Robyn Ward: 'Modern Marriage' is a simple play on relationships/marriage today. It showcases a couple both with smiles on their faces, while Minnie is handing Micky a revolver with one bullet. This symbolises a lot of marriages that I saw in my friendship group while I was growing up. All smiles on the outside, but in reality, they couldn’t stand each other.
'Modern Love' – who has the power? This is something which I wonder on a daily basis. As previously mentioned, each of my pieces express what I see, but I leave the painting unanswered as this is for the viewer decided what to make of it.
You clearly have views on global warming and (perhaps) a new form of KKK racism on the rise in our new political landscape. Can you share some of your views on these topics, and how it affects your art?
Robyn Ward: Global warming is something which I feel very strongly about and so is racism. They are both prominent issues on the global agenda, even though they shouldn’t exist in this modern climate. ‘Climate Change’ and ‘Global Warming’ are both pieces that highlight both issues in one painting.

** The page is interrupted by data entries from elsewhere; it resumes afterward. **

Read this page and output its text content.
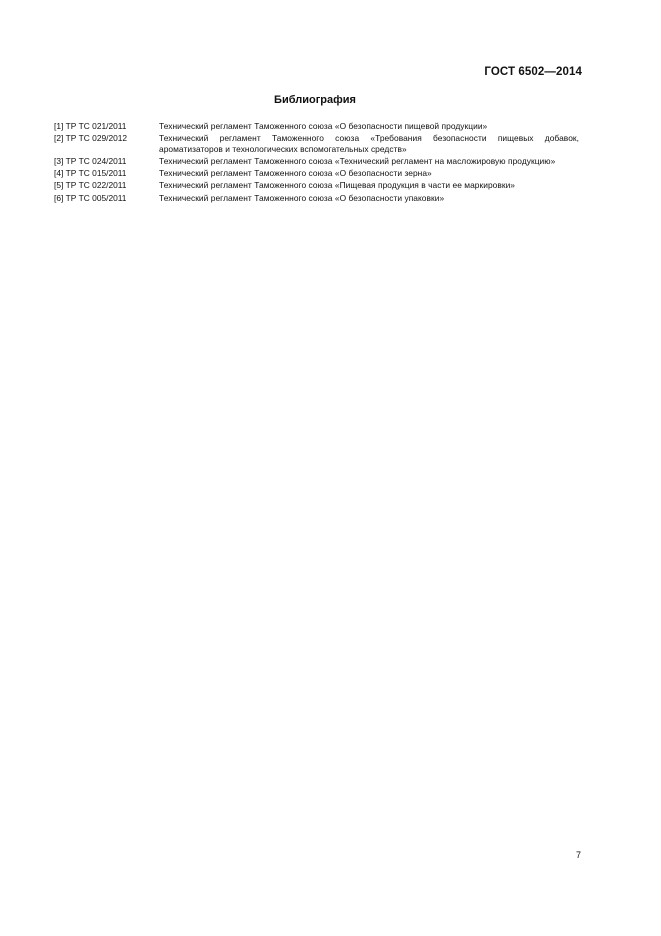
ГОСТ 6502—2014
Библиография
[1] ТР ТС 021/2011	Технический регламент Таможенного союза «О безопасности пищевой продукции»
[2] ТР ТС 029/2012	Технический регламент Таможенного союза «Требования безопасности пищевых добавок, ароматизаторов и технологических вспомогательных средств»
[3] ТР ТС 024/2011	Технический регламент Таможенного союза «Технический регламент на масложировую продукцию»
[4] ТР ТС 015/2011	Технический регламент Таможенного союза «О безопасности зерна»
[5] ТР ТС 022/2011	Технический регламент Таможенного союза «Пищевая продукция в части ее маркировки»
[6] ТР ТС 005/2011	Технический регламент Таможенного союза «О безопасности упаковки»
7
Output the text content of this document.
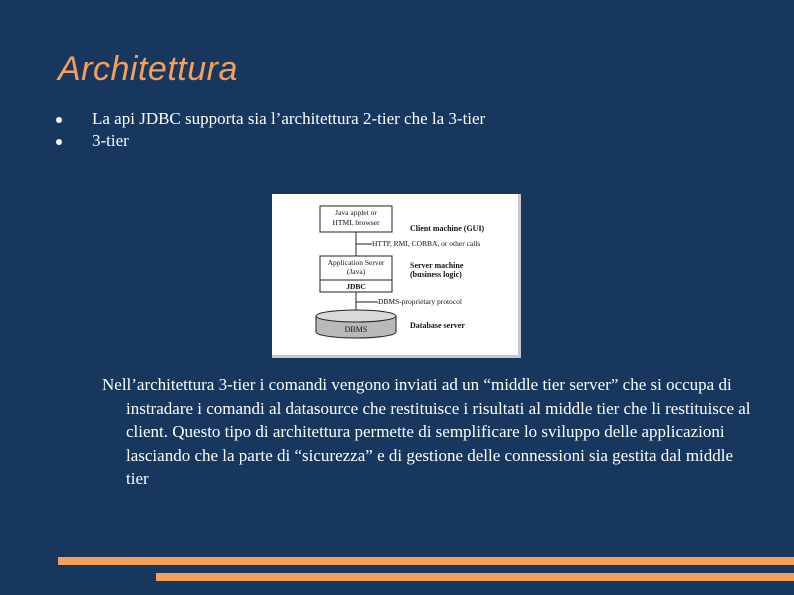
Architettura
La api JDBC supporta sia l’architettura 2-tier che la 3-tier
3-tier
Java applet or
HTML browser
Client machine (GUI)
HTTP, RMI, CORBA, or other calls
Application Server
(Java)
JDBC
Server machine
(business logic)
DBMS-proprietary protocol
DBMS	Database server
Nell’architettura 3-tier i comandi vengono inviati ad un “middle tier server” che si occupa di instradare i comandi al datasource che restituisce i risultati al middle tier che li restituisce al client. Questo tipo di architettura permette di semplificare lo sviluppo delle applicazioni lasciando che la parte di “sicurezza” e di gestione delle connessioni sia gestita dal middle tier
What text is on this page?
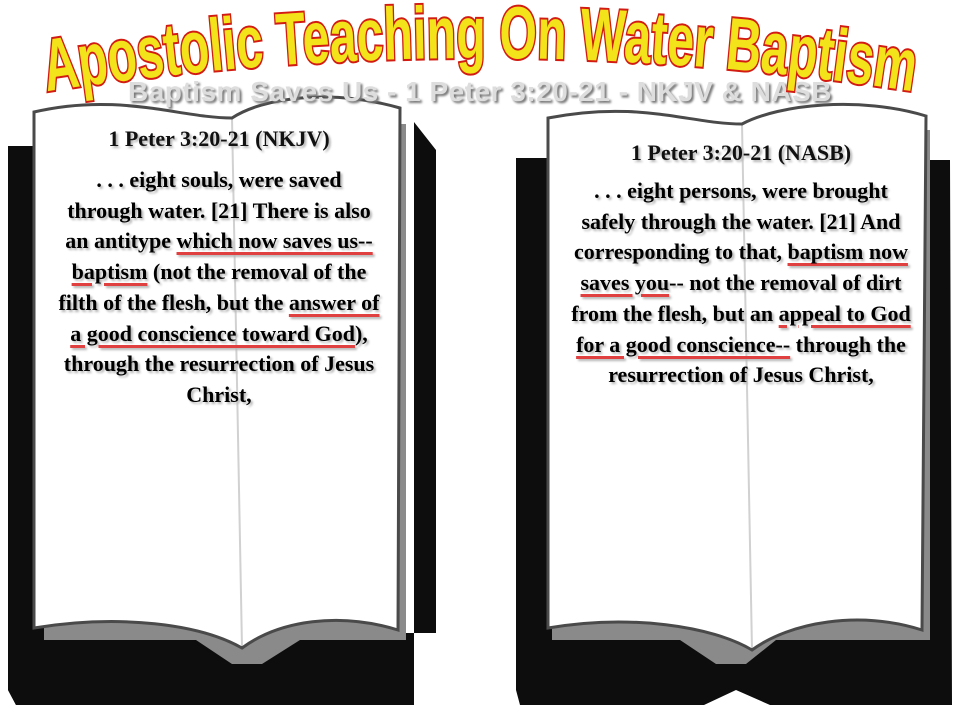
Baptism Saves Us - 1 Peter 3:20-21 - NKJV & NASB
Apostolic Teaching On Water Baptism
1 Peter 3:20-21 (NKJV)
. . . eight souls, were saved through water. [21] There is also an antitype which now saves us--baptism (not the removal of the filth of the flesh, but the answer of a good conscience toward God), through the resurrection of Jesus Christ,
1 Peter 3:20-21 (NASB)
. . . eight persons, were brought safely through the water. [21] And corresponding to that, baptism now saves you-- not the removal of dirt from the flesh, but an appeal to God for a good conscience-- through the resurrection of Jesus Christ,
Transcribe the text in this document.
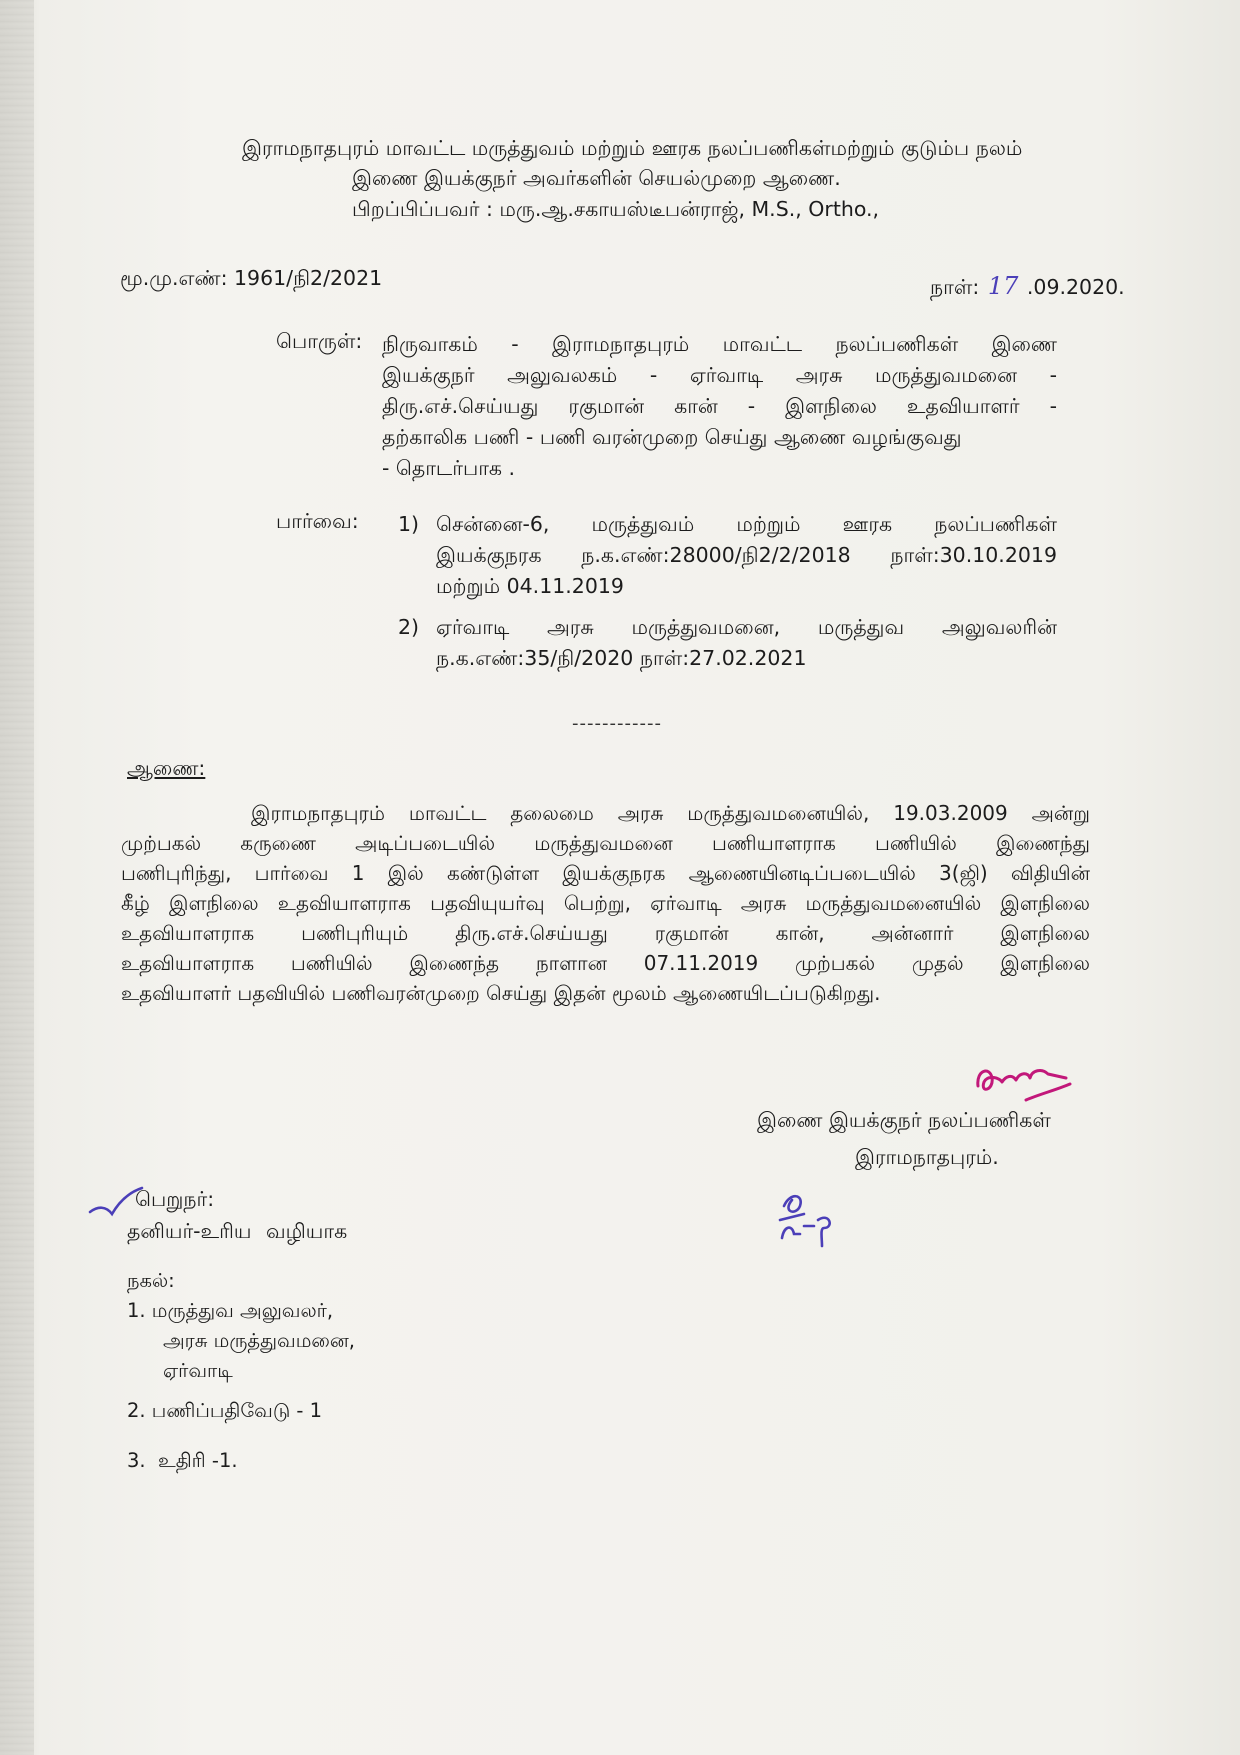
இராமநாதபுரம் மாவட்ட மருத்துவம் மற்றும் ஊரக நலப்பணிகள்மற்றும் குடும்ப நலம்
இணை இயக்குநர் அவர்களின் செயல்முறை ஆணை.
பிறப்பிப்பவர் : மரு.ஆ.சகாயஸ்டீபன்ராஜ், M.S., Ortho.,
மூ.மு.எண்: 1961/நி2/2021	நாள்: 17 .09.2020.
பொருள்: நிருவாகம் - இராமநாதபுரம் மாவட்ட நலப்பணிகள் இணை
இயக்குநர் அலுவலகம் - ஏர்வாடி அரசு மருத்துவமனை -
திரு.எச்.செய்யது ரகுமான் கான் - இளநிலை உதவியாளர் -
தற்காலிக பணி - பணி வரன்முறை செய்து ஆணை வழங்குவது
- தொடர்பாக .
பார்வை: 1) சென்னை-6, மருத்துவம் மற்றும் ஊரக நலப்பணிகள்
இயக்குநரக ந.க.எண்:28000/நி2/2/2018 நாள்:30.10.2019
மற்றும் 04.11.2019
2) ஏர்வாடி அரசு மருத்துவமனை, மருத்துவ அலுவலரின்
ந.க.எண்:35/நி/2020 நாள்:27.02.2021
------------
ஆணை:
இராமநாதபுரம் மாவட்ட தலைமை அரசு மருத்துவமனையில், 19.03.2009 அன்று
முற்பகல் கருணை அடிப்படையில் மருத்துவமனை பணியாளராக பணியில் இணைந்து
பணிபுரிந்து, பார்வை 1 இல் கண்டுள்ள இயக்குநரக ஆணையினடிப்படையில் 3(ஜி) விதியின்
கீழ் இளநிலை உதவியாளராக பதவியுயர்வு பெற்று, ஏர்வாடி அரசு மருத்துவமனையில் இளநிலை
உதவியாளராக பணிபுரியும் திரு.எச்.செய்யது ரகுமான் கான், அன்னார் இளநிலை
உதவியாளராக பணியில் இணைந்த நாளான 07.11.2019 முற்பகல் முதல் இளநிலை
உதவியாளர் பதவியில் பணிவரன்முறை செய்து இதன் மூலம் ஆணையிடப்படுகிறது.
இணை இயக்குநர் நலப்பணிகள்
இராமநாதபுரம்.
பெறுநர்:
தனியர்-உரிய வழியாக
நகல்:
1. மருத்துவ அலுவலர்,
அரசு மருத்துவமனை,
ஏர்வாடி
2. பணிப்பதிவேடு - 1
3.  உதிரி -1.
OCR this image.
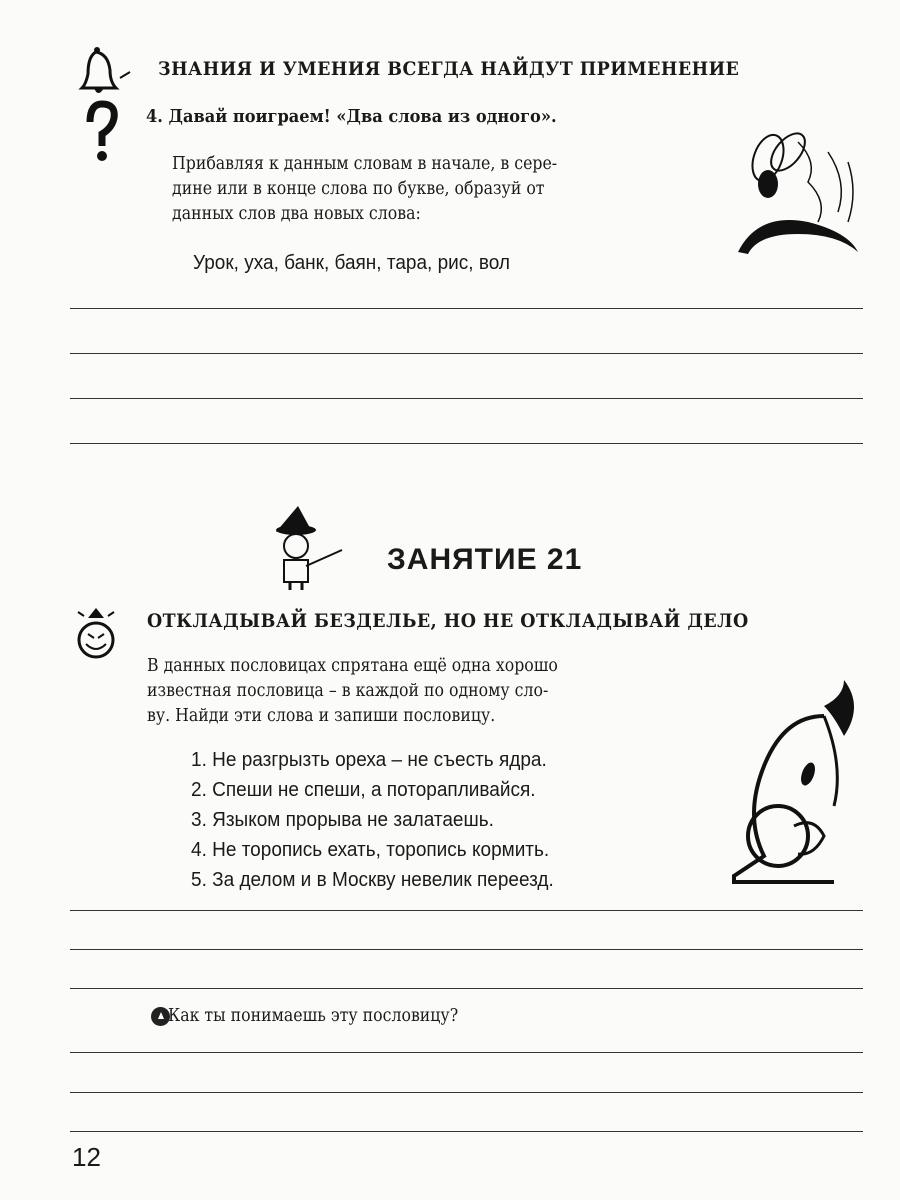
ЗНАНИЯ И УМЕНИЯ ВСЕГДА НАЙДУТ ПРИМЕНЕНИЕ
4. Давай поиграем! «Два слова из одного».
Прибавляя к данным словам в начале, в сере-
дине или в конце слова по букве, образуй от
данных слов два новых слова:
Урок, уха, банк, баян, тара, рис, вол
ЗАНЯТИЕ 21
ОТКЛАДЫВАЙ БЕЗДЕЛЬЕ, НО НЕ ОТКЛАДЫВАЙ ДЕЛО
В данных пословицах спрятана ещё одна хорошо
известная пословица – в каждой по одному сло-
ву. Найди эти слова и запиши пословицу.
1. Не разгрызть ореха – не съесть ядра.
2. Спеши не спеши, а поторапливайся.
3. Языком прорыва не залатаешь.
4. Не торопись ехать, торопись кормить.
5. За делом и в Москву невелик переезд.
Как ты понимаешь эту пословицу?
12
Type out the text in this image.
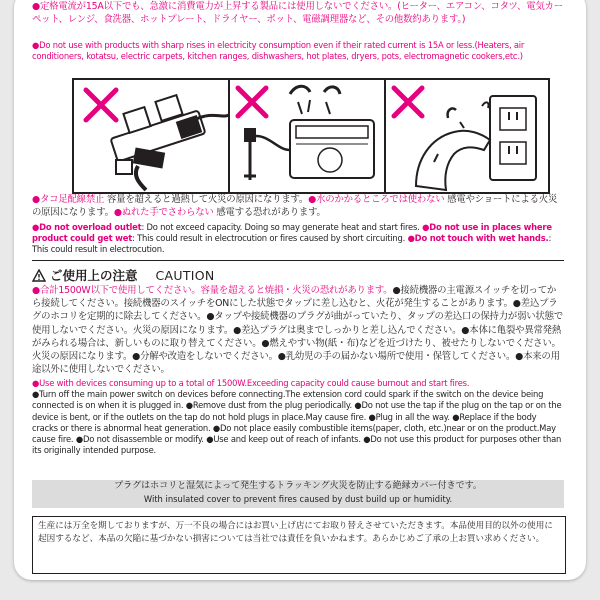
●定格電流が15A以下でも、急激に消費電力が上昇する製品には使用しないでください。(ヒーター、エアコン、コタツ、電気カーペット、レンジ、食洗器、ホットプレート、ドライヤー、ポット、電磁調理器など、その他数約あります。)
●Do not use with products with sharp rises in electricity consumption even if their rated current is 15A or less.(Heaters, air conditioners, kotatsu, electric carpets, kitchen ranges, dishwashers, hot plates, dryers, pots, electromagnetic cookers,etc.)
●タコ足配線禁止 容量を超えると過熱して火災の原因になります。●水のかかるところでは使わない 感電やショートによる火災の原因になります。●ぬれた手でさわらない 感電する恐れがあります。
●Do not overload outlet: Do not exceed capacity. Doing so may generate heat and start fires. ●Do not use in places where product could get wet: This could result in electrocution or fires caused by short circuiting. ●Do not touch with wet hands.: This could result in electrocution.
ご使用上の注意 CAUTION
●合計1500W以下で使用してください。容量を超えると焼損・火災の恐れがあります。●接続機器の主電源スイッチを切ってから接続してください。接続機器のスイッチをONにした状態でタップに差し込むと、火花が発生することがあります。●差込プラグのホコリを定期的に除去してください。●タップや接続機器のプラグが曲がっていたり、タップの差込口の保持力が弱い状態で使用しないでください。火災の原因になります。●差込プラグは奥までしっかりと差し込んでください。●本体に亀裂や異常発熱がみられる場合は、新しいものに取り替えてください。●燃えやすい物(紙・布)などを近づけたり、被せたりしないでください。火災の原因になります。●分解や改造をしないでください。●乳幼児の手の届かない場所で使用・保管してください。●本来の用途以外に使用しないでください。
●Use with devices consuming up to a total of 1500W.Exceeding capacity could cause burnout and start fires.
●Turn off the main power switch on devices before connecting.The extension cord could spark if the switch on the device being connected is on when it is plugged in. ●Remove dust from the plug periodically. ●Do not use the tap if the plug on the tap or on the device is bent, or if the outlets on the tap do not hold plugs in place.May cause fire. ●Plug in all the way. ●Replace if the body cracks or there is abnormal heat generation. ●Do not place easily combustible items(paper, cloth, etc.)near or on the product.May cause fire. ●Do not disassemble or modify. ●Use and keep out of reach of infants. ●Do not use this product for purposes other than its originally intended purpose.
プラグはホコリと湿気によって発生するトラッキング火災を防止する絶縁カバー付きです。
With insulated cover to prevent fires caused by dust build up or humidity.
生産には万全を期しておりますが、万一不良の場合にはお買い上げ店にてお取り替えさせていただきます。本品使用目的以外の使用に起因するなど、本品の欠陥に基づかない損害については当社では責任を負いかねます。あらかじめご了承の上お買い求めください。
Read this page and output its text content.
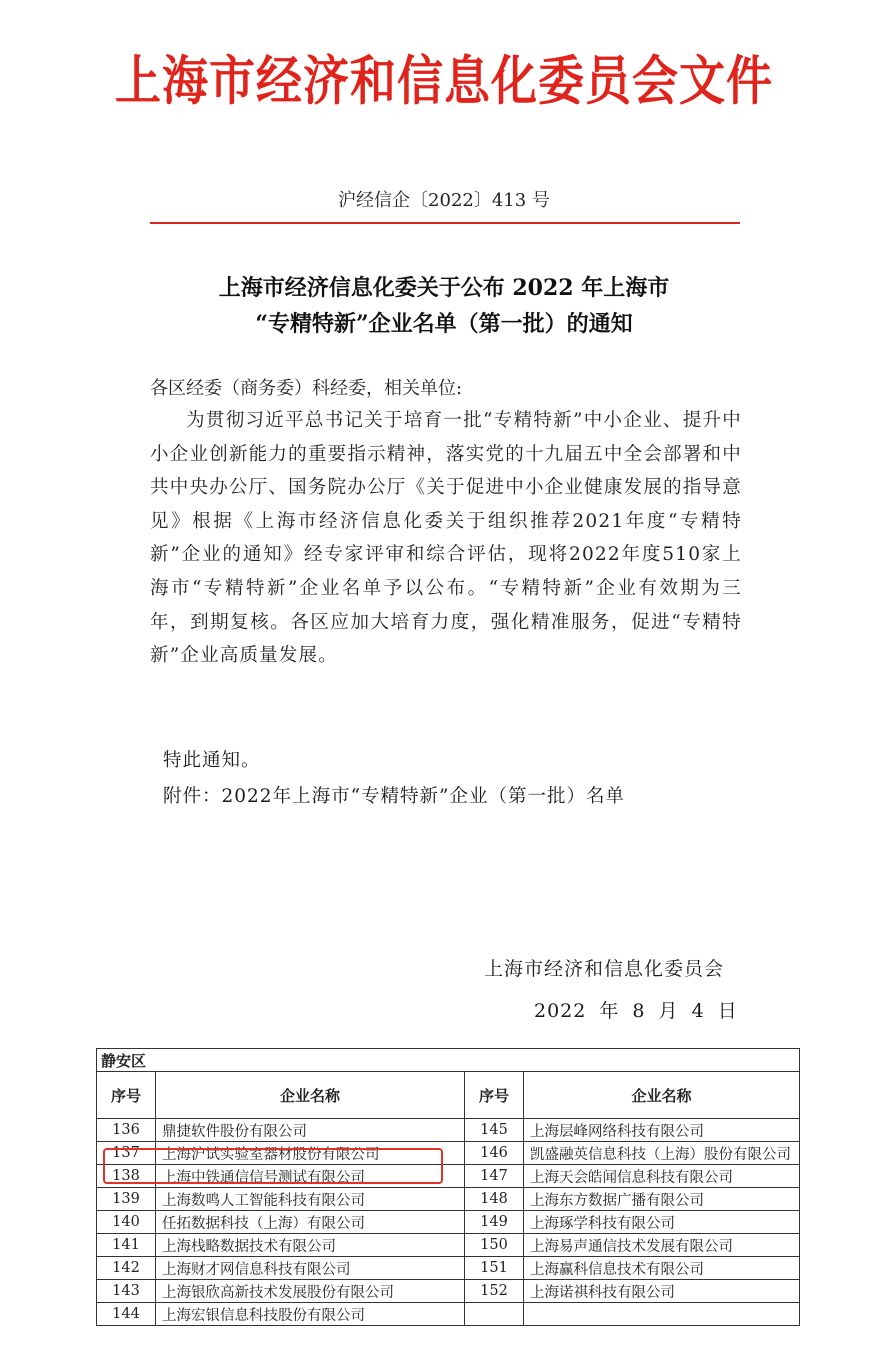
上海市经济和信息化委员会文件
沪经信企〔2022〕413 号
上海市经济信息化委关于公布 2022 年上海市
“专精特新”企业名单（第一批）的通知
各区经委（商务委）科经委，相关单位:
为贯彻习近平总书记关于培育一批“专精特新”中小企业、提升中小企业创新能力的重要指示精神，落实党的十九届五中全会部署和中共中央办公厅、国务院办公厅《关于促进中小企业健康发展的指导意见》根据《上海市经济信息化委关于组织推荐2021年度“专精特新”企业的通知》经专家评审和综合评估，现将2022年度510家上海市“专精特新”企业名单予以公布。“专精特新”企业有效期为三年，到期复核。各区应加大培育力度，强化精准服务，促进“专精特新”企业高质量发展。
特此通知。
附件：2022年上海市“专精特新”企业（第一批）名单
上海市经济和信息化委员会
2022 年 8 月 4 日
静安区			
序号	企业名称	序号	企业名称
136	鼎捷软件股份有限公司	145	上海层峰网络科技有限公司
137	上海沪试实验室器材股份有限公司	146	凯盛融英信息科技（上海）股份有限公司
138	上海中铁通信信号测试有限公司	147	上海天会皓闻信息科技有限公司
139	上海数鸣人工智能科技有限公司	148	上海东方数据广播有限公司
140	任拓数据科技（上海）有限公司	149	上海琢学科技有限公司
141	上海栈略数据技术有限公司	150	上海易声通信技术发展有限公司
142	上海财才网信息科技有限公司	151	上海赢科信息技术有限公司
143	上海银欣高新技术发展股份有限公司	152	上海诺祺科技有限公司
144	上海宏银信息科技股份有限公司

It’s deeply concerning to me that a country with such power can have a leader who turns such a blind eye on global warming, and is a clearly an issue that we need to collate the strengths of our collective minds to address.
The KKK symbolism was not related to the current political landscape, but is aimed more at the United States as a whole. There are clearly equality problems and it once again amazes me that a country which is so advanced in many respects can be so backwards in the basics.
Finally, what do you think is the role of art, and in particular, graffiti art. Must it be political?
Robyn Ward: Personally I feel there is no right or wrong when it comes to art. Art is a form of self-expression, and most importantly for me, the life experiences I only managed to grasp after the past 20 years. Art is an enabler which lets people showcase their creativity. This does not need to be political in the slightest, I merely paint about socio-economic and political situations that I have seen throughout my limited experience in the world so far. This is just how I want to express myself and something which I feel is important to me. My aim is merely to paint what I see from my experiences, create awareness but simultaneously allow the audience make up their own mind.
ABOUT THE ARTIST
Robyn Ward (03.10.82) is a contemporary Irish street artist who currently resides in London. A self-taught artist, he spends most of his time working out of Europe, Asia and North America.
Ward gained early interest in the visual arts through graffiti when he lived in Belfast, Northern Ireland. Developing what would later become his own unique style, he started drawing on the streets of Belfast when he was 15 years old and has never looked back.
Ward’s art is based around his views of the world. His most recent work is influenced by the current landscape, taking inspiration from politics to society’s obsession with beauty and youth.
Robyn's next show will be in September 2017, where he promises to be unveiling all new pieces.